Derbyshire in the East Midlands acts as an ideal location for exploring the Peak District and Pennine ranges. Long associated with tribal sites, castles and lead ore mining, Derbyshire’s industrial past has given way to commuting to major cities like Derby, as well as to its natural resources and tourist sites. Visitors can explore the Peak District, which crosses between Derbyshire and neighbouring counties like Greater Manchester, the city of Derby, Chatsworth House, the Bluebell Arboretum, and the Dovedale Ravine. More on these attractions can be found below:
1 – Walk the Peak District
The Peak District is a national park that is primarily located within Derbyshire. The landscape is generally flat with sloping hills, and is one of the best places in the UK to see rare flora and fauna, as well as manmade routes lie Jacob’s Ladder. The Peak District is also ideal for viewing rare birds like the Golden Plover, and contains extensive potholing and rock climbing formations. Ambitious walkers can tackle the Pennine Way, a 251 mile walk that stretches from the Peak District up to the border with Scotland.
2 – Visit Derby
The city of Derby can trace its roots back to Roman and Saxon settlements, and to the industry provided along the River Derwent. A key city during the Industrial Revolution, Derby’s 20th century growth was driven by car manufacturing via Rolls Royce and Toyota plants. Visitors can take in Derby Cathedral, the Derby Industrial Museum, art galleries, Pickford’s House Museum, and Derby County Football Club’s Pride Park Stadiums. Cultural attractions include open air events at Darley Park, the QUAD art gallery and cinema, and the Derby Playhouse.

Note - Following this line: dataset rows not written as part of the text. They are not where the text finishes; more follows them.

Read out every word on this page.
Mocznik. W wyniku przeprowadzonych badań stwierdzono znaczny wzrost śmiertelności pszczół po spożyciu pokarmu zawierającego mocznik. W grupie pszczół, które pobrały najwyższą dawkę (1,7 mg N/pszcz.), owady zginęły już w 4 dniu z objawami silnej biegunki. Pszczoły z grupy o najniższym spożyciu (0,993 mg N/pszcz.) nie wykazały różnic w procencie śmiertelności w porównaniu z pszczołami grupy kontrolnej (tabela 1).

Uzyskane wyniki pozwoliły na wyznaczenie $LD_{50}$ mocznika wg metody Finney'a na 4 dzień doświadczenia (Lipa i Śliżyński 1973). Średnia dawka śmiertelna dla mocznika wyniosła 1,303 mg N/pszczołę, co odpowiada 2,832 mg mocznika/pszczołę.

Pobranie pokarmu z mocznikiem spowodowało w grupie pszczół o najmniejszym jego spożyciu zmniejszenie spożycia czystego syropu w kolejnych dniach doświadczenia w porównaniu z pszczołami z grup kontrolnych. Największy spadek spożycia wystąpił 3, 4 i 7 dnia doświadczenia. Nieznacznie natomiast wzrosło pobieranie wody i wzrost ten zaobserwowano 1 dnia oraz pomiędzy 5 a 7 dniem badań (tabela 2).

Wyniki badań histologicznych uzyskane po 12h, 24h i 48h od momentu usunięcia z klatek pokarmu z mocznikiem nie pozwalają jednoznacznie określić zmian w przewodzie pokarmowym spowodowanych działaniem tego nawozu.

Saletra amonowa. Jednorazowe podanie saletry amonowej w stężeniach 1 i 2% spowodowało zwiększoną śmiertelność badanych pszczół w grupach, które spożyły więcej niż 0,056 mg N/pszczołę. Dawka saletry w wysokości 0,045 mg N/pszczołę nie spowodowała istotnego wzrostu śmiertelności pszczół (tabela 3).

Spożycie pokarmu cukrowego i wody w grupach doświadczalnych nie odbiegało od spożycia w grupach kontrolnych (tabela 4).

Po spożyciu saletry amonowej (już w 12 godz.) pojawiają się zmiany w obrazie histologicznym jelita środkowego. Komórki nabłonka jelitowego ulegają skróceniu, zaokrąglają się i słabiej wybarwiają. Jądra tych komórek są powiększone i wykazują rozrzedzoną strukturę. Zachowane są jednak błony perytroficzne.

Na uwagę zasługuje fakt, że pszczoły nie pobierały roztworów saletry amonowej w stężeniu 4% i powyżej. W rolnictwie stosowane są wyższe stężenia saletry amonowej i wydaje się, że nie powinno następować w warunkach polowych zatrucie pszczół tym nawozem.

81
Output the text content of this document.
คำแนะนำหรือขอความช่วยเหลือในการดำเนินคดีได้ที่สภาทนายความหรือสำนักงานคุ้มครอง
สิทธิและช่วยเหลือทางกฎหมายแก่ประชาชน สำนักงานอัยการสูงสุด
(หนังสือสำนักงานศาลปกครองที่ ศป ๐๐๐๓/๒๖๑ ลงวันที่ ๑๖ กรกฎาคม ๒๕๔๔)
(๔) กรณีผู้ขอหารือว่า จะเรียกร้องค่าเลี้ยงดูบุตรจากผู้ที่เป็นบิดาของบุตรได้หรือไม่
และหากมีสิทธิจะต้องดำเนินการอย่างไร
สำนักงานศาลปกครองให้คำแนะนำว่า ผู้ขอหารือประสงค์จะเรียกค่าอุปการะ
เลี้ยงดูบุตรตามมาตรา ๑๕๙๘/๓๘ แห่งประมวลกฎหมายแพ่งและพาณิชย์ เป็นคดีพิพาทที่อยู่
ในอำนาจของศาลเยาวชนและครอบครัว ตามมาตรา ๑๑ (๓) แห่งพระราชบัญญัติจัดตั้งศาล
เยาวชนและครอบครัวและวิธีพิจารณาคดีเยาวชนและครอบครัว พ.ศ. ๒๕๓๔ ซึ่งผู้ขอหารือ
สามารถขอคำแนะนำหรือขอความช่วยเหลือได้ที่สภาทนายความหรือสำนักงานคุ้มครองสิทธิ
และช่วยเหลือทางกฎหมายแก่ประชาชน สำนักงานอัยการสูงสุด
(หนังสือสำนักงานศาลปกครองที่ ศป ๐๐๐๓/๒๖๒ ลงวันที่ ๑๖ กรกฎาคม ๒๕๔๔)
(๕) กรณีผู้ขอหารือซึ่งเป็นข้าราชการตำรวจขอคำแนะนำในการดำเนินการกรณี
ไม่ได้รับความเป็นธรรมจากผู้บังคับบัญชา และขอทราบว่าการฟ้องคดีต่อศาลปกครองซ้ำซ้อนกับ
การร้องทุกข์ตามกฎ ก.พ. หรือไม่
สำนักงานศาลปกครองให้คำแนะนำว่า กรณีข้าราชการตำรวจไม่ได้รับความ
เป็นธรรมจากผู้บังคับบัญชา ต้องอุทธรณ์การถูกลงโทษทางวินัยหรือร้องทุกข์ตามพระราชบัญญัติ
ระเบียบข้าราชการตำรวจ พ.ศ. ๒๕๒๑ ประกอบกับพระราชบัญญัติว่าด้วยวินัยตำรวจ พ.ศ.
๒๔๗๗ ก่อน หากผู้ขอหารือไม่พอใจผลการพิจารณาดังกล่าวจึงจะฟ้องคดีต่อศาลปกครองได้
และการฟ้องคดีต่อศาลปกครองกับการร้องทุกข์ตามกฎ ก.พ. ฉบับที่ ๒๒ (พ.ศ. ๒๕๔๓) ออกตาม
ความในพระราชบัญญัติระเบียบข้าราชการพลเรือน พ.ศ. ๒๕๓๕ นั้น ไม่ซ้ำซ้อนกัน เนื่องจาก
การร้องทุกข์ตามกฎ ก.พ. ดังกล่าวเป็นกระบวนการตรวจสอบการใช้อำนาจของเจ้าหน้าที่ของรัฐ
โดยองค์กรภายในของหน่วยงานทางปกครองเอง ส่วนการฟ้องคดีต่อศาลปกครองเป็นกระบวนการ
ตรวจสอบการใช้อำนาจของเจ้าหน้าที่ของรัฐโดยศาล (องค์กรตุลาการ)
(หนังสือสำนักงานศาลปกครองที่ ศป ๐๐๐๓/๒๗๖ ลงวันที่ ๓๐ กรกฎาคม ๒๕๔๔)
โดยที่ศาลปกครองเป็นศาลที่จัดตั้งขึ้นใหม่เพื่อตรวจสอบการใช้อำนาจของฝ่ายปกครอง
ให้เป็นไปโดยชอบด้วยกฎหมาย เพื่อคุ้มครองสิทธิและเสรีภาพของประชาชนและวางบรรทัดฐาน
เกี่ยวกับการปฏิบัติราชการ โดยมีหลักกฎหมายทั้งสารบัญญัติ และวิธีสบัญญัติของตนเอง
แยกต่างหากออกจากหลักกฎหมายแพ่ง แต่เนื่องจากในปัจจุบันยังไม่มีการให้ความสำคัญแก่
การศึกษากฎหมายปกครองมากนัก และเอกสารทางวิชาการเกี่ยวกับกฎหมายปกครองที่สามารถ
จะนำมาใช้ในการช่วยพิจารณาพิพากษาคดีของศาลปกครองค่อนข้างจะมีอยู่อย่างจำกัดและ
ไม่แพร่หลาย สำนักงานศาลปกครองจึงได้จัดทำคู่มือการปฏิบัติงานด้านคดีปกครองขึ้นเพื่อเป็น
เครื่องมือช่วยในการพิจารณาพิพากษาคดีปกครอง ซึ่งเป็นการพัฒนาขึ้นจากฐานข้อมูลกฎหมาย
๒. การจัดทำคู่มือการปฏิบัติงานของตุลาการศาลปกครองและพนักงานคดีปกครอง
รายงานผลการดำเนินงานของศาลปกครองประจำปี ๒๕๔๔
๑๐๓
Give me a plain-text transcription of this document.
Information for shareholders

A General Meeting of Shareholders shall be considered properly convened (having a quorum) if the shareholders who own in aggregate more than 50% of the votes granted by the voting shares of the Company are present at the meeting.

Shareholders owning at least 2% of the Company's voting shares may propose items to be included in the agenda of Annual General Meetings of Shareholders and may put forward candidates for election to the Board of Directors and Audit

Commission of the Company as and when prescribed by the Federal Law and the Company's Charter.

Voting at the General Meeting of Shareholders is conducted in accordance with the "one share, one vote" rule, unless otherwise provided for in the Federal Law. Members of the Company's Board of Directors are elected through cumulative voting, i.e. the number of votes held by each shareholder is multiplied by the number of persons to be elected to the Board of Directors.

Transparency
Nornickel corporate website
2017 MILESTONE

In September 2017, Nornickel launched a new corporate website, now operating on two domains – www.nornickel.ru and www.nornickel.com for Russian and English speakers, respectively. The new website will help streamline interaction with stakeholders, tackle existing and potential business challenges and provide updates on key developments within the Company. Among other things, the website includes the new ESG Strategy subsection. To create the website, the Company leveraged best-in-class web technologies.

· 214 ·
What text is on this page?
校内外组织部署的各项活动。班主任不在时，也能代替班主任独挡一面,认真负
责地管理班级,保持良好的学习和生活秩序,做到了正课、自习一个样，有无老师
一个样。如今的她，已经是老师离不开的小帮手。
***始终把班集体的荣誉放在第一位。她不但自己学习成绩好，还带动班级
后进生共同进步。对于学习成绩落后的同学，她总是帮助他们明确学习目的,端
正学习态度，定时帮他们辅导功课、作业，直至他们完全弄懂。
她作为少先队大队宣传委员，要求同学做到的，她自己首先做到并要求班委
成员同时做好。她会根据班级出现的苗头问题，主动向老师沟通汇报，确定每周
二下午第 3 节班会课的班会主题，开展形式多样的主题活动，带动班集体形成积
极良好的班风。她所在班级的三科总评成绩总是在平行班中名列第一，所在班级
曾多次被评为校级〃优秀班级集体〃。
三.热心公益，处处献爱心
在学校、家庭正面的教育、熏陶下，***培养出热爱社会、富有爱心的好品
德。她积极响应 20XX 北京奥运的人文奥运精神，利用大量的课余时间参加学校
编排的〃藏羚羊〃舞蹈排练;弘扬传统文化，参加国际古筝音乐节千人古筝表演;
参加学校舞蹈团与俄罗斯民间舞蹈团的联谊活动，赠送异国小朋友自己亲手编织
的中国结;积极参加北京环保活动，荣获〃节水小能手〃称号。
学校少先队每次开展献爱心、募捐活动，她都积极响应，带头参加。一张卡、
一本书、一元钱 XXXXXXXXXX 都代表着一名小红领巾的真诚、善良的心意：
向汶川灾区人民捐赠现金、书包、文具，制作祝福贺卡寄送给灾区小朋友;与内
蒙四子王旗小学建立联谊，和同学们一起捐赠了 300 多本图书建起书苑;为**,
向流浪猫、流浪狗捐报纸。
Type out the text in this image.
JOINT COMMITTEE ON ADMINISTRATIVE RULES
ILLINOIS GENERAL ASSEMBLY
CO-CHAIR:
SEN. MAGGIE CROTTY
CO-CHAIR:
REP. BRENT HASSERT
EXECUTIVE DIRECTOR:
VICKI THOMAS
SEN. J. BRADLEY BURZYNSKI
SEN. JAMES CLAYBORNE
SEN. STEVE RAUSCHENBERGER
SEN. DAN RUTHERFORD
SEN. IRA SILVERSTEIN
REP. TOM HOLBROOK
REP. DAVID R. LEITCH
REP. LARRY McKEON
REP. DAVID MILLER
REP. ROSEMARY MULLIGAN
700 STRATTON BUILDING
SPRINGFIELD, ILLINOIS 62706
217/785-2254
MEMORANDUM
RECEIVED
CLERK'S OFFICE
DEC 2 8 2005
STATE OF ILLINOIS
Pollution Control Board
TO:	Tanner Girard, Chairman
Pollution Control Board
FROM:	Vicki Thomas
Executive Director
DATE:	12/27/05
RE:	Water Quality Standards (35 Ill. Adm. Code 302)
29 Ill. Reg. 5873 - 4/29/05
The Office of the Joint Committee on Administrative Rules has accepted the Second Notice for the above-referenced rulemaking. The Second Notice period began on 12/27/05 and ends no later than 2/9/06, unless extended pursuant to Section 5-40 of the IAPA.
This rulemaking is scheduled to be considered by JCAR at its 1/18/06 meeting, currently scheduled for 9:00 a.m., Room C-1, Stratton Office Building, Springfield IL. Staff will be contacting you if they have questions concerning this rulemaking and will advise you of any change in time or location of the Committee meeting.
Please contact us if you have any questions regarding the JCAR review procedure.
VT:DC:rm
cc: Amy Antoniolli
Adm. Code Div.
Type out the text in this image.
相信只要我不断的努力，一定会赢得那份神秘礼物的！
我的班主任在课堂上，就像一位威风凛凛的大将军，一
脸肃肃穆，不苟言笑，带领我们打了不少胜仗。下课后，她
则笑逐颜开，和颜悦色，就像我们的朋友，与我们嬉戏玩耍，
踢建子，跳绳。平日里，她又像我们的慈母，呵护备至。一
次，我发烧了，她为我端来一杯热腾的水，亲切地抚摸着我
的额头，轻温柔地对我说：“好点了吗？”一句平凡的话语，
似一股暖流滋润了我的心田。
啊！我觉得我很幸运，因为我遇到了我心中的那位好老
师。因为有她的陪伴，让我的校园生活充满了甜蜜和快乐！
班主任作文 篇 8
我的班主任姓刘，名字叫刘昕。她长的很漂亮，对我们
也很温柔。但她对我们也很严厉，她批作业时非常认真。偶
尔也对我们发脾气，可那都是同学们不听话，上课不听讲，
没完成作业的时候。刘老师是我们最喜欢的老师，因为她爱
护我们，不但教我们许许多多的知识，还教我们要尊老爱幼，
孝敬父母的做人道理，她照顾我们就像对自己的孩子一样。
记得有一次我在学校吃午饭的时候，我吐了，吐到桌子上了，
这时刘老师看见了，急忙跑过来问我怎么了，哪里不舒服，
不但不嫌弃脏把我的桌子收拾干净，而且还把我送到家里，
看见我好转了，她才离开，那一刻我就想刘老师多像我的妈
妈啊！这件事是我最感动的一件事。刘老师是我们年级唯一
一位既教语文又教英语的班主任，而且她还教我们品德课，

3 – Explore Chatsworth House
A stately home that is open to the public, Chatsworth House is located near to Bakewell and Chesterfield. The home of the Cavendish family, Chatsworth has stood for hundreds of years, and became a national attraction in 1950. While only a small proportion of the stately home’s rooms are open to the public, visitors can take in world class art galleries, drawing rooms, tapestries, and one of the most diverse gardens in the UK.
Over 300,000 visitors come to Chatsworth every year to take in the house, its walled gardens, woodlands, and exhibitions.
4 – Visit the Bluebell Arboretum
Home to rare trees and plant nurseries, the Bluebell Arboretum is near to Smisby, and has been a key conservation site since 1992. The Arboretum is primarily concerned with protecting rare trees and plants, which include Chinese dogwood and giant redwood. Included as part of the National Gardens scheme, the Arboretum holds a wide range of family friendly exhibitions and tours. It’s also a cheap day out, with adults charged £2.50, and children going free.
5 – Dovedale Ravine
A National Trust property, Dovedale Ravine is primarily made up of limestone, and is found along the River Dove. Leading attractions include Victorian Stepping Stones, gift shops and a tea room, and guided tours for the area’s many geological sites of interest. Over a million visitors a year come to this part of the Peak District, which forms part of the South Peak Estate. The nearby village of Milldale also makes for an ideal stop off point for those travelling to the Ravine.